A cara vermelha de Grimaldi escondia um bocado de amargura. Sofria de depressão profunda e alcoolismo, além de dores atrozes causadas por sua atuação física. Ele não conseguia lidar com a pressão de ter perdido sua primeira mulher e o filho, um palhaço que morreu aos 31 anos por alcoolismo. Acabou morrendo na miséria.

A maquiagem pode esconder mais que uma vida dura. O primeiro palhaço sinistro da ficção foi Hop-Frog, de Edgar Allan Poe, criado em 1849. Um bobo da corte que, abusado pelo rei e seus ministros, convence-os a usar fantasias de orangotango inflamáveis.

Em 1874, a ópera Pagliacci, de Ruggero Leoncavallo, é centrada em um palhaço assassino. E mais exemplos continuaram a pipocar vez por outra. O ator de filme britânico Lon Chaney Sr, uma vez afirmou: "Um palhaço é divertido no circo. Mas qual seria a reação normal ao abrir a porta à meia-noite e encontrar o mesmo palhaço ali, à luz da lua?". O Coringa do Batman nasceu nos anos 1940 – e já era assassino.

Lon Chaney Sr. no filme "He Who Gets Slapped" / Crédito: Reprodução

Mas nada disso criou uma crise com a reputação dos palhaços. Em parte porque eles não tinham uma associação óbvia com crianças. Eram diversão para adultos que, por acaso, podia cativar os pequenos. Isso mudou com a televisão. Um dos primeiros programas a entrar no ar, em 1949, é o infantil do palhaço Bozo, na rede americana KKTV. Tornaria-se uma franquia que teria 200 atores diferentes pelo mundo.

Reputação manchada

E Bozo – que teve alguns intérpretes bem problemáticos, para dizer o mínimo – inspiraria o criminoso que, ao enterrar adolescentes em seu porão, afundou junto a boa reputação dos palhaços. Em dezembro de 1978, policiais de Chicago receberam um mandato para escavar a casa de John Wayne Gacy.
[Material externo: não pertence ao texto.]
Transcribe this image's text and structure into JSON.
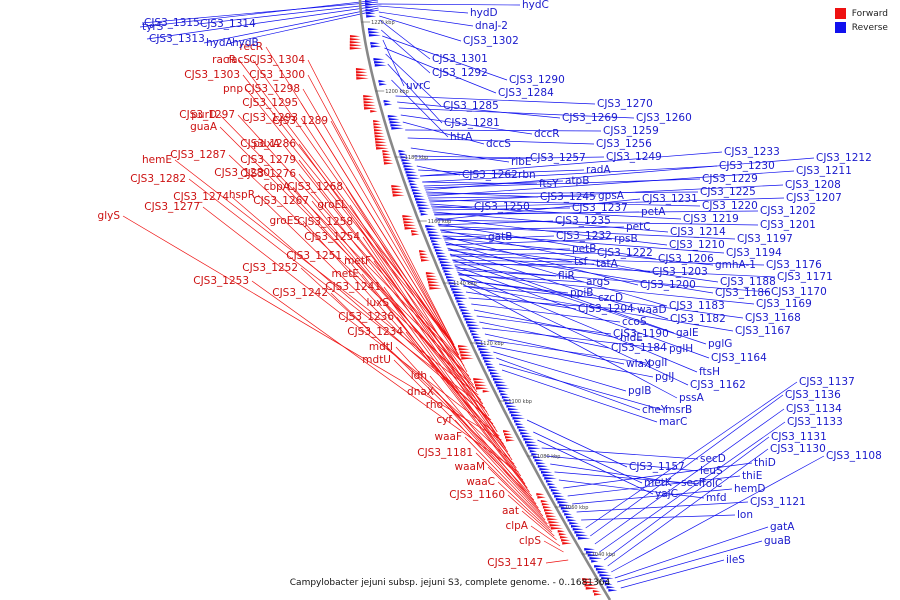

A suspeita era que o empresário, prometendo um emprego ao jovem Robert Piest, desaparecido desde o início do mês, havia dado cabo a ele. Logo acharam um braço em decomposição. E mais. Ao fim de um trabalho grotesco, seriam tirados da lama 33 corpos.

Gacy era um monstro que vinha a ser conhecido também como Pogo, um palhaço que se apresentava em festas de crianças.
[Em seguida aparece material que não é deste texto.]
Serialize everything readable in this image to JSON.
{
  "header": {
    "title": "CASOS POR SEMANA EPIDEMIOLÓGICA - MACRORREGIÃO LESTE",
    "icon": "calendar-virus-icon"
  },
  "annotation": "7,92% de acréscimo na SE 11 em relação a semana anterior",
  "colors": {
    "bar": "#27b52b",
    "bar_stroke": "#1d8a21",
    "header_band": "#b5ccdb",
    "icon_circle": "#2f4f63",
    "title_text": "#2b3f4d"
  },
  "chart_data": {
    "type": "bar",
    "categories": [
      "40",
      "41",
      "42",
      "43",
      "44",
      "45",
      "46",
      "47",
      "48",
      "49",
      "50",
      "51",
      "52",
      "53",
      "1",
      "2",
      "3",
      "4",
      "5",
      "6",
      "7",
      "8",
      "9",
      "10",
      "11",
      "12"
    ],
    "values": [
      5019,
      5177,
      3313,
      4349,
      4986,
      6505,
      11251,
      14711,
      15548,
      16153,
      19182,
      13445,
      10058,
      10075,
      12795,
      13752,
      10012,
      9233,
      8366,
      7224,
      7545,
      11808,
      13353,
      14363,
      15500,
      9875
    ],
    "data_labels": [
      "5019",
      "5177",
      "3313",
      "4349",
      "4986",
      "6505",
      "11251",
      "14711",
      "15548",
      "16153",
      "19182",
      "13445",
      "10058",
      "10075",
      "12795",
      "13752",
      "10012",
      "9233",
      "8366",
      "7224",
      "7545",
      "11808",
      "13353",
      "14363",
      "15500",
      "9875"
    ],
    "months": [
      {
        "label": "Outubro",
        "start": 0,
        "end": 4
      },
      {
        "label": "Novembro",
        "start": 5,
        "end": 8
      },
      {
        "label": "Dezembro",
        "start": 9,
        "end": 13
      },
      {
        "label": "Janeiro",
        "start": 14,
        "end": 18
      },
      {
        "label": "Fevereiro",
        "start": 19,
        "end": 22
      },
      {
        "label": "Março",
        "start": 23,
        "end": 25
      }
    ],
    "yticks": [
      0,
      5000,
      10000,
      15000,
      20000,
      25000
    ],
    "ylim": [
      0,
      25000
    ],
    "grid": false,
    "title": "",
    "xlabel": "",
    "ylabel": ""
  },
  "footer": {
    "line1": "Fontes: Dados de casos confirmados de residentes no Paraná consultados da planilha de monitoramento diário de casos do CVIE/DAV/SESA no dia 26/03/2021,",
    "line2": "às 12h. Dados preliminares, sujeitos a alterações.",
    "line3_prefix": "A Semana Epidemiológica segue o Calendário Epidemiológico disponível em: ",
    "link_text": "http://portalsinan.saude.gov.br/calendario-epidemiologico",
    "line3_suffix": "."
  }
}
Pogo / Crédito: Reprodução

Fazia isso por hobby, sem cobrar nada e isso aumentava sua reputação de cidadão exemplar, que até mesmo teve um encontro com a primeira-dama Rosalynn Carter, meros meses antes.
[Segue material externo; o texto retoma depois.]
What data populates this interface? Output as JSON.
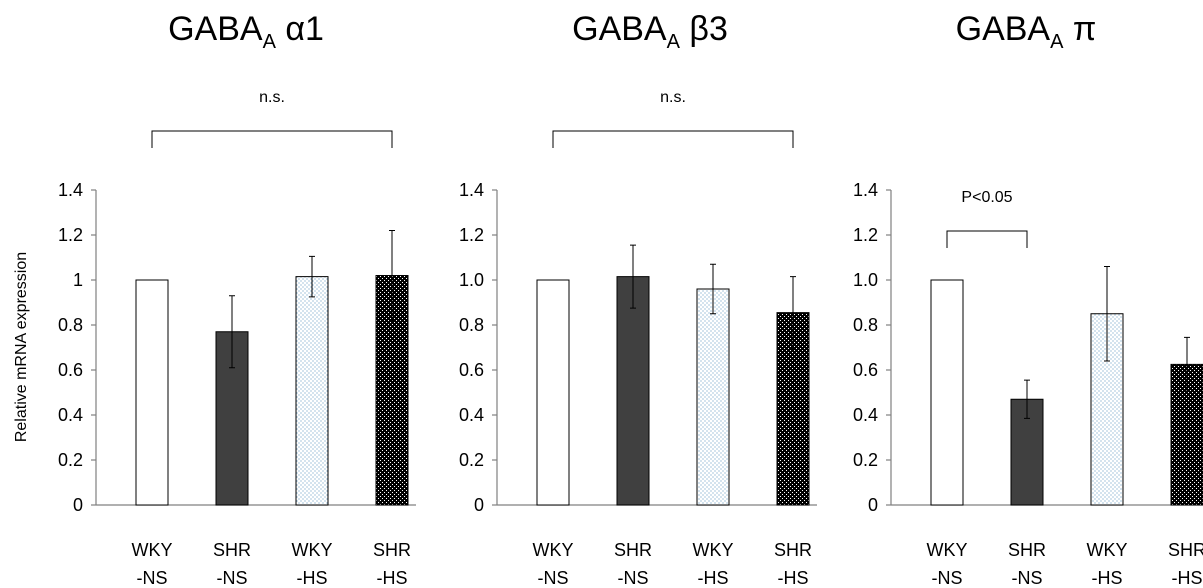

Pogo abriu a garrafa do gênio. Gacy daria origem a um novo tipo em Hollywood. Em 1982, um palhaço de brinquedo é possuído em Poltergeist. Em 1986, Stephen King lança It,com o palhaço Pennywise, que iria para a TV e o cinema quatro anos depois.

No hilário Killer Klowns from Outer Space, eles vieram de outro mundo para nos enrolar em algodão doce e beber nossas entranhas de canudinho. E, em 1989, surge a banda de rap rock Insane Clown Posse,que daria origem ao movimento juggalo, um estilo de vida cuja marca registrada é se vestir de palhaço macabro.

Pennywise na versão moderna de It / Crédito: Reprodução

Com excesso de Pennywise e falta de vovó Mafalda, os palhaços andam por baixo. A Associação Mundial de Palhaços chegou a lançar um comunicado instruindo os seus membros a como lidar com o impacto negativo do reboot de It, lançado no ano passado.

Randy Christensen, presidente da associação e Palhaço do Ano em 2013, explica sua posição: "Joseph Grimaldi é o pai de todos os palhaços modernos. Ninguém tinha medo dele. Eles o amavam e riam de suas palhaçadas. Nós aqui na Associação Mundial dos Palhaços queremos continuar com a sua tradição - uma de ser engraçados, engraçadinhos e divertidos provocadores de risadas".

"Isso é o oposto ao que os produtores de filmes de terror estão tentando", continua. "O gênero horror tenta fazer as pessoas se sentirem nervosas, perturbadas, apavoradas e paranoicas. Eles frequentemente fazem isso pegando uma imagem inocente, brincalhona e saudável da infância e pervertendo-a para algo maligno e vil".